Le ragoût d’un sonnet, qui chez une princesse
A passé pour avoir quelque délicatesse
Il est de sel attique assaisonné partout
Et vous le trouverez, je crois, d’assez bon goût
(Les Femmes Savantes, Acte III scène 2)
Qu’à cela ne tienne. Pascal Collin, le traducteur, part à l’assaut des vers. Il n’en est pas à son coup d’essai, le théâtre de Shakespeare tout entier est passé au fil de sa langue. Les mots claquent, le verbe est charnu, charnel, moderne et compréhensible. Une poésie franche, aussi loin de Bonnefoy que Bonnefoy est près de Shakespeare, mais terriblement shakespearienne, tragique, épique. “Ah, s’il vous plaît, encore une fois quoi qu’on die” (ibid.) ! Ah, s’il vous plait, encore une fois “Moi ton esclave” ou “L’esprit tendu vers la chair“. Les mots en anglais sont aimés, eux aussi. Lady Norah n’a pas l’accent d’Oxford, ni celui de Stratford upon Avon. Tant mieux, nos oreilles froggies ne l’en comprennent que mieux ! Two loves I have.
Et la musique, alors ? Bah oui, quoi, le piano, la basse, les percussions, ils sont là, ils jouent, il n’y en a pas que pour elle ! Et comment ! Bluettes à la Joan Baez, complaintes à la Kurt Weill, mélodies tendues de l’univers des Doors et des Stones, quelques fulgurances bowiennes, servies par des arrangements minimalistes qui font la part belle au chant. La voix de la rock star du sonnet ne faiblit pas, saute de l’un à l’autre, jaillit de la basse, rebondit à pas feutrés sur les tapis d’Orient et plonge dans le piano. “J’ai fait bien attention“, nous dit-elle pour finir, Lady Norah. Je songe que nous aussi, il faudra que l’on fasse bien attention en sortant : si vous écoutez bien attentivement, vous entendrez les mots de Shakespeare résonner dans le tumulte de la ville car dans sa hâte, Norah les avait avalés vivants !

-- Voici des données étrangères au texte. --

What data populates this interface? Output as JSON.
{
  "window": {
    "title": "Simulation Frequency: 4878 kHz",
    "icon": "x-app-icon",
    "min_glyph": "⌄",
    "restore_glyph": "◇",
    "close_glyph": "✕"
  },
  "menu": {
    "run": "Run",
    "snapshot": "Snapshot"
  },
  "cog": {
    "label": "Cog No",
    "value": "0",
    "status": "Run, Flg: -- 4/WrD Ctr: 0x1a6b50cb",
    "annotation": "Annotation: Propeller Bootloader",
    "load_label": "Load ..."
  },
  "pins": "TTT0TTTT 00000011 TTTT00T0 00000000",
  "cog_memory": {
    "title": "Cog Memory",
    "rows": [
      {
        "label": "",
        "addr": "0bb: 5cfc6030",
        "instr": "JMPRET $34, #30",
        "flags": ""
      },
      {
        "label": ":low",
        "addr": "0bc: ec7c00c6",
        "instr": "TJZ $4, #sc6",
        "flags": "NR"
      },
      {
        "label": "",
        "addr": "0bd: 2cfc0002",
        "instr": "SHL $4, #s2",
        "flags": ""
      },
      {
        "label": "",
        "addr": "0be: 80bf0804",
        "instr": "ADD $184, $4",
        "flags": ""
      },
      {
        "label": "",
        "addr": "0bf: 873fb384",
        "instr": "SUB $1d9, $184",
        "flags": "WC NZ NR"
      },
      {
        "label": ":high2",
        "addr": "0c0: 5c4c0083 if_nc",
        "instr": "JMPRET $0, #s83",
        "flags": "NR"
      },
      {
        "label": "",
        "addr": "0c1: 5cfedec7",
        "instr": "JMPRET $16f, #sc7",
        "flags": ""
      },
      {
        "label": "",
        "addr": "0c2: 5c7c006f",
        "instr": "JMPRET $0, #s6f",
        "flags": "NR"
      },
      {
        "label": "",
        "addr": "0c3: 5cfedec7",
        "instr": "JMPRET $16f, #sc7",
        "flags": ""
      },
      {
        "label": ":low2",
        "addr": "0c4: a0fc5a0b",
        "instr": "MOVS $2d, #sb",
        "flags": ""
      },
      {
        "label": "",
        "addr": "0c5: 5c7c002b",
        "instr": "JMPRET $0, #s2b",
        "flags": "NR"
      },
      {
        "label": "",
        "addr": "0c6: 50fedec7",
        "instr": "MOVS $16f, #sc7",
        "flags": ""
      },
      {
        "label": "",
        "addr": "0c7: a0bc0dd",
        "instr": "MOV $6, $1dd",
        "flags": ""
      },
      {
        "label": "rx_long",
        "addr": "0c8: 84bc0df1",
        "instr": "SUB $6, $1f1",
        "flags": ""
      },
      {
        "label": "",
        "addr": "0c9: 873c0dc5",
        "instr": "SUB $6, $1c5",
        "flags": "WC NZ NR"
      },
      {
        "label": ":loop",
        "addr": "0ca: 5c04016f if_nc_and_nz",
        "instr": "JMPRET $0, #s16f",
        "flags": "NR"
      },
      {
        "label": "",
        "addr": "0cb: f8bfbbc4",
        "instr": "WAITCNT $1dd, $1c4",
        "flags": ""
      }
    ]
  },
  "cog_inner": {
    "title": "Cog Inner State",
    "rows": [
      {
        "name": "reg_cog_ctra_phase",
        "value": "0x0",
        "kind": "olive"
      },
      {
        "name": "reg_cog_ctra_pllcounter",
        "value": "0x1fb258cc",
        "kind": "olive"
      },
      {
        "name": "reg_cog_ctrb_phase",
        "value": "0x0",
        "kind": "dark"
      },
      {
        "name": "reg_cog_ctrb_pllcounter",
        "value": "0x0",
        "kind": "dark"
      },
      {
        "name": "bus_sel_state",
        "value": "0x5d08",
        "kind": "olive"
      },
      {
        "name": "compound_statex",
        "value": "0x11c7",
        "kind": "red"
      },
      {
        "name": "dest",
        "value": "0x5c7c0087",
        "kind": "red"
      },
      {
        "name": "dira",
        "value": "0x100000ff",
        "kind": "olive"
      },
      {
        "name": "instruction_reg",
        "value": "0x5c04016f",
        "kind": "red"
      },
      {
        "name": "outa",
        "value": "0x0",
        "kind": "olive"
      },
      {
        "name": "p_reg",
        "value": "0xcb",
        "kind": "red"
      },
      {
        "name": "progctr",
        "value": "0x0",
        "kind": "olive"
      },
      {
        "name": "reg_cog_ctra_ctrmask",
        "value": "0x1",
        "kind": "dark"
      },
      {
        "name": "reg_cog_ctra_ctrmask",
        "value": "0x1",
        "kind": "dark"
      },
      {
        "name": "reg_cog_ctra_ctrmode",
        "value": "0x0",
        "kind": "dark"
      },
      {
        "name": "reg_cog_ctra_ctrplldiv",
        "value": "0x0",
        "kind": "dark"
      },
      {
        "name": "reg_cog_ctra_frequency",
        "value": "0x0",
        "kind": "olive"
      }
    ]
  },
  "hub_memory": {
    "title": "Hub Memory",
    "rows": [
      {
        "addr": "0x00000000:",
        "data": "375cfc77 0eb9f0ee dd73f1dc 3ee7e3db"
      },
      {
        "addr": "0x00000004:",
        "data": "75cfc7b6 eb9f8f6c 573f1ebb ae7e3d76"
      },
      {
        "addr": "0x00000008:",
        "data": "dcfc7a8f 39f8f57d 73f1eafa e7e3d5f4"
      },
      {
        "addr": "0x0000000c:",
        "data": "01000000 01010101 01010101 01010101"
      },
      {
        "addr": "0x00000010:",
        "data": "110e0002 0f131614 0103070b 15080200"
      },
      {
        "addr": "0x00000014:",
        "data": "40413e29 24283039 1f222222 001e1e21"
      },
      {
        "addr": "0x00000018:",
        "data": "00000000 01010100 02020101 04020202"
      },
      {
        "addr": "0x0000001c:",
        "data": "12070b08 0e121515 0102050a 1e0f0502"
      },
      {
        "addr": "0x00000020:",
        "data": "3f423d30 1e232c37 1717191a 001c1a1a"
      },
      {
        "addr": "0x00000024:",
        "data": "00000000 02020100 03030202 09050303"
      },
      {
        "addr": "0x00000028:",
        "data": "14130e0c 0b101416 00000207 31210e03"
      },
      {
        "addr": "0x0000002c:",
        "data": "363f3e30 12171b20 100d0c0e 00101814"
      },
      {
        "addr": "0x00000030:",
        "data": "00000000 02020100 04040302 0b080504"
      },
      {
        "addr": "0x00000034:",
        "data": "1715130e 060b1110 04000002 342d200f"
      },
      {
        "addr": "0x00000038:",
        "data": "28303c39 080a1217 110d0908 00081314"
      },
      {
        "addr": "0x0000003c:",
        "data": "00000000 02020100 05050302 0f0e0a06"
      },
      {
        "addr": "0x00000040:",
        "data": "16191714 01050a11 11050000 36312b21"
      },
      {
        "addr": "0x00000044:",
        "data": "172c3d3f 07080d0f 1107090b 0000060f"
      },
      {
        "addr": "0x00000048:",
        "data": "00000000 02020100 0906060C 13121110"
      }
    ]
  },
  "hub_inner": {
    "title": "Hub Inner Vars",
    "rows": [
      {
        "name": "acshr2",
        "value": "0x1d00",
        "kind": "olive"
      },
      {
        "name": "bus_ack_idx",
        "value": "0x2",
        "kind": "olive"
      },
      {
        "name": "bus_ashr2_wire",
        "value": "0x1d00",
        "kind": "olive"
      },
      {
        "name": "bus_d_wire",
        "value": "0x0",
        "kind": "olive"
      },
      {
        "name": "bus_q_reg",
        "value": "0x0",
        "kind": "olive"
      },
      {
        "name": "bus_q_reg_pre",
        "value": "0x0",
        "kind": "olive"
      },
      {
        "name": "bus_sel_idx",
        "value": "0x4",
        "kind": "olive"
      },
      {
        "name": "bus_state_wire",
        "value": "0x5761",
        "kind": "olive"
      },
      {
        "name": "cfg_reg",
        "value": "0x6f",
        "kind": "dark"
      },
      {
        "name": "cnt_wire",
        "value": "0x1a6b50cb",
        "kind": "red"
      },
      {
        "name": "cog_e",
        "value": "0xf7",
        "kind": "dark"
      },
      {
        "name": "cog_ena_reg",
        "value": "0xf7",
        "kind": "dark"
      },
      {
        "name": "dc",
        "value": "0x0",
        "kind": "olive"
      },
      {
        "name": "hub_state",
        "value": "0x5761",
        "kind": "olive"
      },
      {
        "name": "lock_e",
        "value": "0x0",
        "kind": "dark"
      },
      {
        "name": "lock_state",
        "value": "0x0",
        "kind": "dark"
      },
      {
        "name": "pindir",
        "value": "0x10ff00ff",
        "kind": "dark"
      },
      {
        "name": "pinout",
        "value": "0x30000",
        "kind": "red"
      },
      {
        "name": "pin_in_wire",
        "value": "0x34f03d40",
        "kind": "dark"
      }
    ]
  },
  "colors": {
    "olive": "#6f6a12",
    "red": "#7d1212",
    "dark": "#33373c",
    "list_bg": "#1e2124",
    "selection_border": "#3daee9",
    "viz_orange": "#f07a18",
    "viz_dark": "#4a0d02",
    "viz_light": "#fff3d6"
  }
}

Épilogue : une semaine plus tard, l’auteure de ces lignes, fourbue après une grande balade en bord de mer dans la douceur insolente et le soleil radieux de ce mois de janvier, toqua à la nuit tombante à la porte du café Théodore, café militant qui allie une superbe programmation de spectacle vivant à un cadre apaisant et de très bonnes bières. Un coup d’œil sur le programme : ce soir c’est le Shakespeare Trio. Les Sonnets par un trio de jazz, émanation récente d’un septet ancien, le Shakespeare Project. En français (traductions Collin et Bonnefoy !), en anglais parfois, en talent toujours. Une voix, un saxo, une platine informatique qui engloutit ses deux compères et les régurgite pour mieux les accompagner. Le jazz est loin mais le résultat est bon. Est-ce que je ne tiendrais pas mon titre ? That’s the question.